SAA left in limbo as Telkom sale is canned
Company withdraws cautionary notice Airline has asked for R13bn over three years
With less than two weeks to go before Finance Minister Malusi Gigaba tables the medium-term budget policy statement in Parliament, the government has abandoned its plans to sell its shares in Telkom, leading to questions on how it will raise the funds needed for South African Airways (SAA).
The Treasury has committed to funding state-owned enterprises in a deficit-neutral way to contain their burgeoning debt, which is listed among the top risks to government finances by credit-ratings agencies.
The government had indicated that it was considering a sale of its 39% stake in Telkom, valued at about R13bn, to repay lenders and provide urgently needed working capital.
On Thursday, Telkom withdrew its cautionary notice, saying that it was “not aware of any current decision taken by the government with regard to its shareholding”.
Treasury spokesman Mayihlome Tshwete said the Telkom sale was no longer the preferred option and that others were being explored. “There is a plan and it is going to be announced fully in the medium-term budget statement. The plan is far advanced and has been discussed with the president and a presidential committee of a small group of ministers.”
The statement will be tabled on October 25 and will be scrutinised for signs of continuity or deviation from the fiscal consolidation path, outlined by former finance minister Pravin Gordhan in February.
The Treasury is already under enormous pressure to stick to February’s expenditure ceiling and budget deficit target due to an expected R40bn revenue shortfall.
Argon economist Thabi Leoka said “the reality is that the deficit could widen, given the R40bn to R50bn projected revenue shortfall.
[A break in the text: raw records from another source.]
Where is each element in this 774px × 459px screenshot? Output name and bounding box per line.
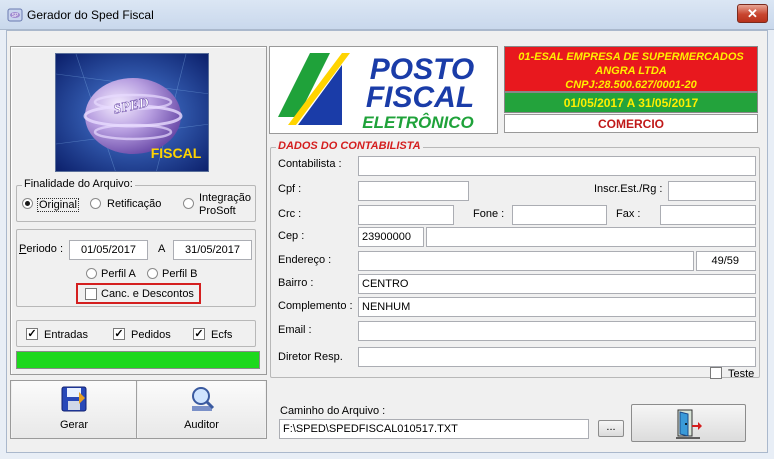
radio-perfil-b-dot[interactable] [147,268,158,279]
caminho-input[interactable]: F:\SPED\SPEDFISCAL010517.TXT [279,419,589,439]
exit-button[interactable] [631,404,746,442]
posto-fiscal-logo: POSTO FISCAL ELETRÔNICO [278,53,474,132]
brand-panel: POSTO FISCAL ELETRÔNICO [269,46,498,134]
cep-input[interactable]: 23900000 [358,227,424,247]
radio-original-label[interactable]: Original [37,198,79,212]
teste-checkbox-box[interactable] [710,367,722,379]
teste-checkbox[interactable] [710,367,722,382]
periodo-label-rest: eriodo : [26,243,64,255]
fiscal-logo-text: FISCAL [151,145,202,161]
exit-door-icon [675,409,702,439]
radio-retificacao[interactable] [90,198,101,212]
diretor-input[interactable] [358,347,756,367]
app-icon: SP [7,7,23,23]
radio-integracao-dot[interactable] [183,198,194,209]
fone-label: Fone : [473,208,505,220]
empresa-period-box: 01/05/2017 A 31/05/2017 [504,92,758,113]
inscr-label: Inscr.Est./Rg : [594,183,663,195]
brand-line2: FISCAL [366,81,474,114]
floppy-icon [61,386,87,412]
finalidade-label: Finalidade do Arquivo: [22,178,135,190]
radio-perfil-a[interactable] [86,268,97,282]
bairro-label: Bairro : [278,277,314,289]
bairro-input[interactable]: CENTRO [358,274,756,294]
close-button[interactable]: ✕ [737,4,768,23]
radio-original-dot[interactable] [22,198,33,209]
brand-line3: ELETRÔNICO [362,113,473,132]
sped-logo: SPED FISCAL [55,53,209,172]
svg-text:SP: SP [12,13,19,19]
pedidos-label[interactable]: Pedidos [131,329,171,341]
button-divider [136,381,137,438]
radio-perfil-b[interactable] [147,268,158,282]
cep-label: Cep : [278,230,305,242]
magnifier-icon [191,387,214,411]
radio-original[interactable] [22,198,33,212]
contabilista-input[interactable] [358,156,756,176]
fax-label: Fax : [616,208,641,220]
endereco-input[interactable] [358,251,694,271]
radio-perfil-a-label[interactable]: Perfil A [101,268,136,280]
complemento-input[interactable]: NENHUM [358,297,756,317]
inscr-input[interactable] [668,181,756,201]
cep-extra-input[interactable] [426,227,756,247]
empresa-name1: 01-ESAL EMPRESA DE SUPERMERCADOS [518,51,744,63]
fax-input[interactable] [660,205,756,225]
canc-label[interactable]: Canc. e Descontos [101,288,194,300]
auditor-label[interactable]: Auditor [138,419,265,431]
empresa-name2: ANGRA LTDA [595,65,667,77]
auditor-button[interactable]: Auditor [138,381,265,438]
empresa-cnpj: CNPJ:28.500.627/0001-20 [565,79,697,91]
radio-integracao[interactable] [183,198,194,212]
email-input[interactable] [358,321,756,341]
periodo-end-input[interactable]: 31/05/2017 [173,240,252,260]
pedidos-checkbox[interactable]: ✓ [113,328,125,340]
canc-checkbox-box[interactable] [85,288,97,300]
email-label: Email : [278,324,312,336]
crc-label: Crc : [278,208,302,220]
radio-retificacao-label[interactable]: Retificação [107,198,161,210]
contabilista-label: Contabilista : [278,158,342,170]
window-title: Gerador do Sped Fiscal [27,8,154,22]
pedidos-check-mark[interactable]: ✓ [113,328,125,340]
fone-input[interactable] [512,205,607,225]
teste-label[interactable]: Teste [728,368,754,380]
radio-perfil-a-dot[interactable] [86,268,97,279]
ecfs-label[interactable]: Ecfs [211,329,232,341]
radio-integracao-label[interactable]: Integração ProSoft [199,192,255,218]
entradas-label[interactable]: Entradas [44,329,88,341]
periodo-label: Periodo : [19,243,64,255]
empresa-tipo-box: COMERCIO [504,114,758,133]
progress-bar [16,351,260,369]
progress-fill [17,352,259,368]
empresa-box: 01-ESAL EMPRESA DE SUPERMERCADOS ANGRA L… [504,46,758,92]
entradas-checkbox[interactable]: ✓ [26,328,38,340]
endereco-label: Endereço : [278,254,332,266]
caminho-label: Caminho do Arquivo : [280,405,386,417]
canc-checkbox[interactable] [85,288,97,303]
entradas-check-mark[interactable]: ✓ [26,328,38,340]
cpf-label: Cpf : [278,183,302,195]
radio-retificacao-dot[interactable] [90,198,101,209]
radio-perfil-b-label[interactable]: Perfil B [162,268,197,280]
gerar-button[interactable]: Gerar [12,381,136,438]
crc-input[interactable] [358,205,454,225]
gerar-label[interactable]: Gerar [12,419,136,431]
periodo-start-input[interactable]: 01/05/2017 [69,240,148,260]
diretor-label: Diretor Resp. [278,351,343,363]
contabilista-section-title: DADOS DO CONTABILISTA [276,140,423,152]
cpf-input[interactable] [358,181,469,201]
periodo-sep: A [158,243,166,255]
ecfs-checkbox[interactable]: ✓ [193,328,205,340]
browse-button[interactable]: ... [598,420,624,437]
complemento-label: Complemento : [278,300,353,312]
endereco-num-input[interactable]: 49/59 [696,251,756,271]
ecfs-check-mark[interactable]: ✓ [193,328,205,340]
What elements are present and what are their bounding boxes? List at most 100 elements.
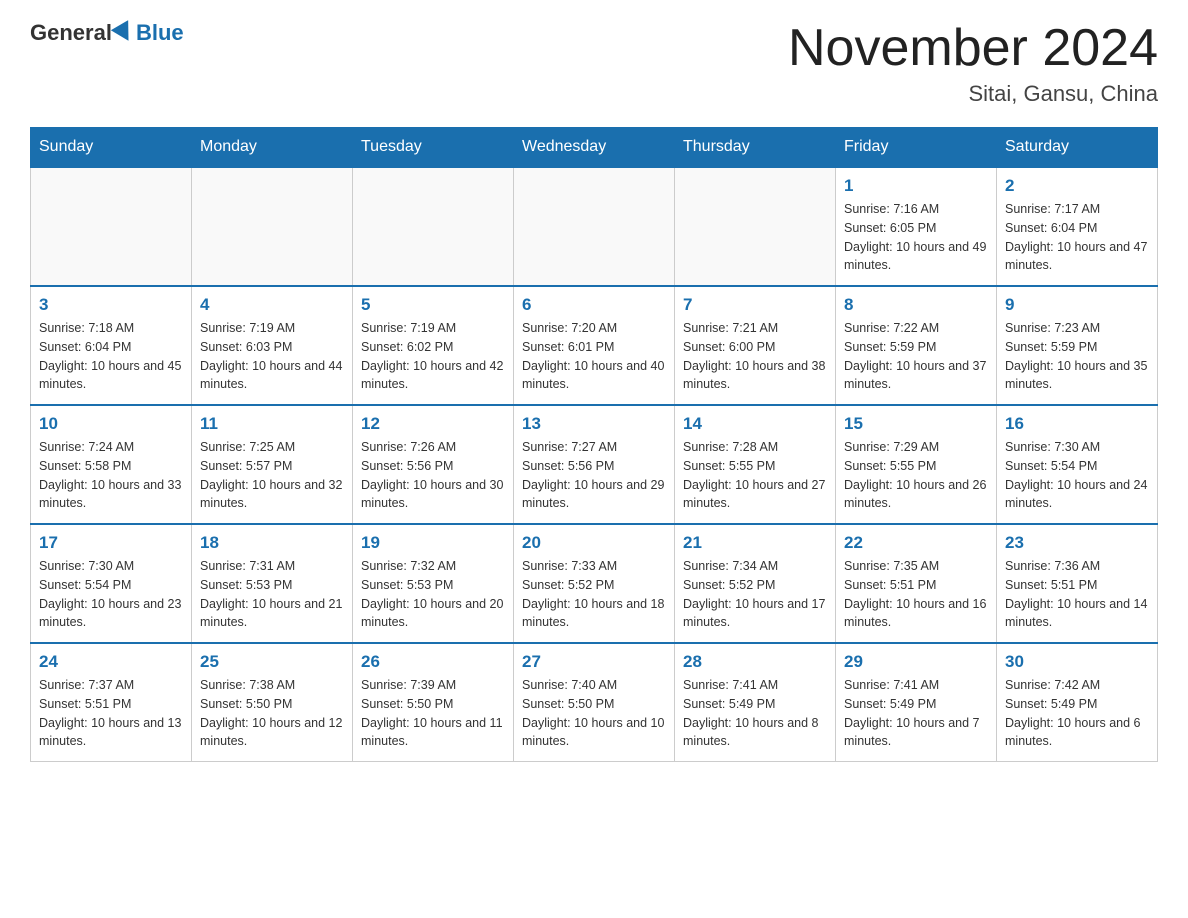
logo-blue-text: Blue <box>136 20 184 46</box>
day-info: Sunrise: 7:41 AMSunset: 5:49 PMDaylight:… <box>683 676 827 751</box>
header-thursday: Thursday <box>675 128 836 168</box>
day-info: Sunrise: 7:39 AMSunset: 5:50 PMDaylight:… <box>361 676 505 751</box>
month-title: November 2024 <box>788 20 1158 77</box>
day-cell: 3 Sunrise: 7:18 AMSunset: 6:04 PMDaylight… <box>31 286 192 405</box>
header-saturday: Saturday <box>997 128 1158 168</box>
day-number: 24 <box>39 652 183 672</box>
day-cell: 5 Sunrise: 7:19 AMSunset: 6:02 PMDaylight… <box>353 286 514 405</box>
header-monday: Monday <box>192 128 353 168</box>
day-number: 25 <box>200 652 344 672</box>
day-cell: 29 Sunrise: 7:41 AMSunset: 5:49 PMDayligh… <box>836 643 997 762</box>
day-cell: 30 Sunrise: 7:42 AMSunset: 5:49 PMDayligh… <box>997 643 1158 762</box>
day-info: Sunrise: 7:29 AMSunset: 5:55 PMDaylight:… <box>844 438 988 513</box>
day-number: 2 <box>1005 176 1149 196</box>
day-cell: 17 Sunrise: 7:30 AMSunset: 5:54 PMDayligh… <box>31 524 192 643</box>
calendar-table: Sunday Monday Tuesday Wednesday Thursday… <box>30 127 1158 762</box>
day-info: Sunrise: 7:26 AMSunset: 5:56 PMDaylight:… <box>361 438 505 513</box>
day-info: Sunrise: 7:40 AMSunset: 5:50 PMDaylight:… <box>522 676 666 751</box>
day-cell: 7Sunrise: 7:21 AMSunset: 6:00 PMDaylight… <box>675 286 836 405</box>
day-number: 14 <box>683 414 827 434</box>
day-number: 16 <box>1005 414 1149 434</box>
day-number: 12 <box>361 414 505 434</box>
day-number: 28 <box>683 652 827 672</box>
header: General Blue November 2024 Sitai, Gansu,… <box>30 20 1158 107</box>
day-number: 20 <box>522 533 666 553</box>
day-cell <box>514 167 675 286</box>
header-friday: Friday <box>836 128 997 168</box>
day-number: 17 <box>39 533 183 553</box>
day-cell: 24 Sunrise: 7:37 AMSunset: 5:51 PMDayligh… <box>31 643 192 762</box>
day-info: Sunrise: 7:25 AMSunset: 5:57 PMDaylight:… <box>200 438 344 513</box>
day-info: Sunrise: 7:22 AMSunset: 5:59 PMDaylight:… <box>844 319 988 394</box>
day-info: Sunrise: 7:24 AMSunset: 5:58 PMDaylight:… <box>39 438 183 513</box>
week-row-1: 1Sunrise: 7:16 AMSunset: 6:05 PMDaylight… <box>31 167 1158 286</box>
day-cell: 13 Sunrise: 7:27 AMSunset: 5:56 PMDayligh… <box>514 405 675 524</box>
day-info: Sunrise: 7:23 AMSunset: 5:59 PMDaylight:… <box>1005 319 1149 394</box>
day-info: Sunrise: 7:19 AMSunset: 6:02 PMDaylight:… <box>361 319 505 394</box>
day-number: 1 <box>844 176 988 196</box>
day-cell: 1Sunrise: 7:16 AMSunset: 6:05 PMDaylight… <box>836 167 997 286</box>
day-info: Sunrise: 7:18 AMSunset: 6:04 PMDaylight:… <box>39 319 183 394</box>
day-cell: 23 Sunrise: 7:36 AMSunset: 5:51 PMDayligh… <box>997 524 1158 643</box>
day-number: 13 <box>522 414 666 434</box>
day-number: 23 <box>1005 533 1149 553</box>
day-number: 22 <box>844 533 988 553</box>
day-cell <box>353 167 514 286</box>
day-number: 27 <box>522 652 666 672</box>
day-cell: 8 Sunrise: 7:22 AMSunset: 5:59 PMDaylight… <box>836 286 997 405</box>
day-info: Sunrise: 7:30 AMSunset: 5:54 PMDaylight:… <box>39 557 183 632</box>
day-info: Sunrise: 7:20 AMSunset: 6:01 PMDaylight:… <box>522 319 666 394</box>
week-row-2: 3 Sunrise: 7:18 AMSunset: 6:04 PMDaylight… <box>31 286 1158 405</box>
logo-triangle-icon <box>111 20 137 46</box>
day-number: 15 <box>844 414 988 434</box>
day-cell: 28 Sunrise: 7:41 AMSunset: 5:49 PMDayligh… <box>675 643 836 762</box>
day-cell: 11 Sunrise: 7:25 AMSunset: 5:57 PMDayligh… <box>192 405 353 524</box>
day-cell: 12 Sunrise: 7:26 AMSunset: 5:56 PMDayligh… <box>353 405 514 524</box>
day-info: Sunrise: 7:32 AMSunset: 5:53 PMDaylight:… <box>361 557 505 632</box>
day-cell: 19 Sunrise: 7:32 AMSunset: 5:53 PMDayligh… <box>353 524 514 643</box>
day-info: Sunrise: 7:41 AMSunset: 5:49 PMDaylight:… <box>844 676 988 751</box>
title-area: November 2024 Sitai, Gansu, China <box>788 20 1158 107</box>
day-number: 4 <box>200 295 344 315</box>
header-sunday: Sunday <box>31 128 192 168</box>
day-info: Sunrise: 7:36 AMSunset: 5:51 PMDaylight:… <box>1005 557 1149 632</box>
day-info: Sunrise: 7:27 AMSunset: 5:56 PMDaylight:… <box>522 438 666 513</box>
day-cell: 2 Sunrise: 7:17 AMSunset: 6:04 PMDaylight… <box>997 167 1158 286</box>
day-number: 26 <box>361 652 505 672</box>
day-number: 19 <box>361 533 505 553</box>
day-info: Sunrise: 7:17 AMSunset: 6:04 PMDaylight:… <box>1005 200 1149 275</box>
day-info: Sunrise: 7:19 AMSunset: 6:03 PMDaylight:… <box>200 319 344 394</box>
day-number: 30 <box>1005 652 1149 672</box>
day-info: Sunrise: 7:38 AMSunset: 5:50 PMDaylight:… <box>200 676 344 751</box>
week-row-4: 17 Sunrise: 7:30 AMSunset: 5:54 PMDayligh… <box>31 524 1158 643</box>
day-number: 8 <box>844 295 988 315</box>
week-row-3: 10Sunrise: 7:24 AMSunset: 5:58 PMDayligh… <box>31 405 1158 524</box>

We are all waiting to see what will happen and if there will be slippage [on the deficit] over the next three years. If so, a ratings downgrade could come sooner than expected.”
SAA has asked for a R13bn recapitalisation over three years. It received R2.2bn at the end of June, when the government stepped in to repay Citibank
R2.2bn and a further R3bn at the end of September to repay other lenders and provide working capital. In the interim, the funds have been borrowed from the National Revenue Fund and it was expected that the Telkom sale would fill this gap.
Leoka said there was the additional concern now of “how to patch up the National Revenue Fund”.
It is unclear why the Treasury decided not to go ahead with the sale. Tshwete said Telkom was an asset that generated dividends for the government and it had been decided to explore other options first. However, it is also speculated that the Public Investment Corporation’s (PIC’s) reluctance to buy the full stake put paid to the transaction.
PIC CEO Dan Matjila indicated in September that while it would participate in the purchase, it was unable to buy more than 3% as its client mandates prevented it from taking more than a 15% exposure in any one stock. It already holds 11.9%.
DA MP Alf Lees said Telkom’s announcement did not come as a surprise because it appeared that the finance ministry was working on the assumption that it could compel the PIC to buy the shares. Recent events, though, showed Matjila “isn’t such a walkover and now they are in a difficult position”, he said. Matjila has been under pressure over unfounded allegations about his conduct, which he believes are intended to force him out of the PIC.
Mergence Investment Managers portfolio manager Peter Takaendesa said Telkom’s announcement did not remove the concern in the market that the government could offload its stake at any time through a discounted book build or another mechanism that could give investors the opportunity to buy the shares cheaper.